By withdrawing from the concerns of the body, the stuff of our spiritual lives comes into focus. The goal of High Holy Days is to strip away our routine existence, with its numbness to both the joys and the injustices of our world. From the time of the writing of the Torah, the Jewish community has observed this mandate to examine and amend our thoughts and actions.

In ancient Judaism, the kohanim (priests) enabled the sanctification of our communal lives. With the destruction of the Holy Temple and our forced dispersion, the rabbis taught that the doorway to the Eternal could be found in our homes, our synagogues and our places of study. Personal prayer replaced reliance on an intermediary.

The Rabbinic Period, the second cycle of Jewish spiritual history, established our tradition of a one-to-One relationship with the Eternal. But the Nazi Holocaust compelled many of us to wonder at the very existence of the Great Mystery. This question is the central paradox of my generation of Jews.

Rabbi Irving Greenberg believes that the Holocaust has triggered the third cycle of Jewish spiritual history. We learned to find the Holy One everywhere, even in our most mundane affairs. How we treat each person we encounter, what we model for our children, what we create by the work we do, what stories we tell each other, all have profound consequences.

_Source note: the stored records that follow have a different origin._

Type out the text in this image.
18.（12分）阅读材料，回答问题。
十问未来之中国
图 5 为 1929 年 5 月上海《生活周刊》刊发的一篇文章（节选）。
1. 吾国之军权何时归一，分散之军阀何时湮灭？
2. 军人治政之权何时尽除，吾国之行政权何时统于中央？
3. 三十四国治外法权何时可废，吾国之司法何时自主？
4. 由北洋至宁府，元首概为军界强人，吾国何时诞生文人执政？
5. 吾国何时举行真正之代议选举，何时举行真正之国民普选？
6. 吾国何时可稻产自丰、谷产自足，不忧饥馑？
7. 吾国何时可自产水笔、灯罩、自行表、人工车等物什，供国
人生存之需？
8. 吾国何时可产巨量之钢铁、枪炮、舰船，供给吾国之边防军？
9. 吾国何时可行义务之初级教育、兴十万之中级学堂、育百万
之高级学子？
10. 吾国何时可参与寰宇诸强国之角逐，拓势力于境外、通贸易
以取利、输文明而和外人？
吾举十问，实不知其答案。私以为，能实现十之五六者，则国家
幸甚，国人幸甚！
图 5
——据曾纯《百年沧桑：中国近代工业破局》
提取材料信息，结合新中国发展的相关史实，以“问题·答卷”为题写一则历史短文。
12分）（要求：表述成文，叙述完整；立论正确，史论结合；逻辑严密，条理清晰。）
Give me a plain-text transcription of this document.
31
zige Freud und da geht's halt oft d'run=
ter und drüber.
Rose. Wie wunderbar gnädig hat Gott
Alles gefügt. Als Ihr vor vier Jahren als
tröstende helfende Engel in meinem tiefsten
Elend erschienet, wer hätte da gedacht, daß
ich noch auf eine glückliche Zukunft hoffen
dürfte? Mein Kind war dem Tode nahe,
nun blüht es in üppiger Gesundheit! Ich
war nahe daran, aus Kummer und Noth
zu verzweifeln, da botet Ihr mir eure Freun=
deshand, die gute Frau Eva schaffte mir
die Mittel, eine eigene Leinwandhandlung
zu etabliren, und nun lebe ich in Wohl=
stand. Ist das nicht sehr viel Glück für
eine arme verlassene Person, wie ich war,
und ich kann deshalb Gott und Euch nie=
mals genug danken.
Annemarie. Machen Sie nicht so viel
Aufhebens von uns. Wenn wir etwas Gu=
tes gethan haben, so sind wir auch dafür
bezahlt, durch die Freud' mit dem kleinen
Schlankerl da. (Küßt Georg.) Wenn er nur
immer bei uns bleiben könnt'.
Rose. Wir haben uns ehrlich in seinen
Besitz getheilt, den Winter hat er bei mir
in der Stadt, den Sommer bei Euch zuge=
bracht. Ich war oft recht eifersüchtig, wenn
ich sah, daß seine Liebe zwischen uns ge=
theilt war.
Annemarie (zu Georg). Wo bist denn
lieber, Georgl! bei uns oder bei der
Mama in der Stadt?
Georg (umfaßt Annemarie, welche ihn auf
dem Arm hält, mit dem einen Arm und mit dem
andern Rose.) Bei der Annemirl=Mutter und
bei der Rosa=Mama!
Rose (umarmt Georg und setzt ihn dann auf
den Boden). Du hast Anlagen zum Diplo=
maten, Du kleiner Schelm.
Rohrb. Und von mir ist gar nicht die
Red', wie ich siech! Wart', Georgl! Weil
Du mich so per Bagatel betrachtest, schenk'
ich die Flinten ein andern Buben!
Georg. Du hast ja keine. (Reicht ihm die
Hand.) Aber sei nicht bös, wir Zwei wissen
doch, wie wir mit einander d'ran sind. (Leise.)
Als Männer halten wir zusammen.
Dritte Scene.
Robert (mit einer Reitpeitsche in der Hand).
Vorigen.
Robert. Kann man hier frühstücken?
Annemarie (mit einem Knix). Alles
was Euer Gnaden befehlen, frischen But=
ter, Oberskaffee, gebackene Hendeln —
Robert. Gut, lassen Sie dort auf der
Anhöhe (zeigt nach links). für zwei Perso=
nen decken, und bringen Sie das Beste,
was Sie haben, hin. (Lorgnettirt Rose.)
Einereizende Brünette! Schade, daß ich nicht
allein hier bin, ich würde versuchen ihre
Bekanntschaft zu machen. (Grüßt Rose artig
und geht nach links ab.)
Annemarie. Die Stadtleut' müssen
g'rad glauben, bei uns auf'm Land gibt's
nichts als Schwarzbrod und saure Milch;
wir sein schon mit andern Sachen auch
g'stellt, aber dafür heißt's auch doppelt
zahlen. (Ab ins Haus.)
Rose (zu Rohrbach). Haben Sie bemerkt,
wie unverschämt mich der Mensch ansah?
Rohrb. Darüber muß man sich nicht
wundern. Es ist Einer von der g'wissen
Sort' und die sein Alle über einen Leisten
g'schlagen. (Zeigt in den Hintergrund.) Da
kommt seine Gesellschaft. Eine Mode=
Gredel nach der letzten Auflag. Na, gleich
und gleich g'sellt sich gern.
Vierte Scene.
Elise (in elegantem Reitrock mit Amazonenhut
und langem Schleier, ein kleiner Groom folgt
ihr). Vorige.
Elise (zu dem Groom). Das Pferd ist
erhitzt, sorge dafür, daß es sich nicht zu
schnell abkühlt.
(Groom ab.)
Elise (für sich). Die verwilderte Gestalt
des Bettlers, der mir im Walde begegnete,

I believe it has become more critical than ever to attend to the challenges posed by High Holy Days, to take time to review our actions and the ethical underpinnings of our lives. It has become vital to our survival. Those with the courage to examine human history have found that under conditions of unexamined and unrestrained governmental power, times when bigotry was fostered and a deficit of consequences prevailed, human beings have acted with unrelenting cruelty and destruction, including numbness to genocide and the devastation of our Earth. We illustrate this today, for example, when we look away from the genocide occurring in Sudan.

This time of intense communal prayer and reflection encourages us to face the broken or numb parts of ourselves, as individuals and as communities. The reward for joining in the beauty and meaning of this observance is a recommitment to live a conscious life and to participate in healing our imperfect world.

Sabena Stark is a writer and member of Temple Beth Israel. This column is coordinated by Lane Interfaith Alliance to offer inspiration, share personal spiritual experiences and bring a deeper understanding of individual faith perspectives with the intention of blessing our community and world.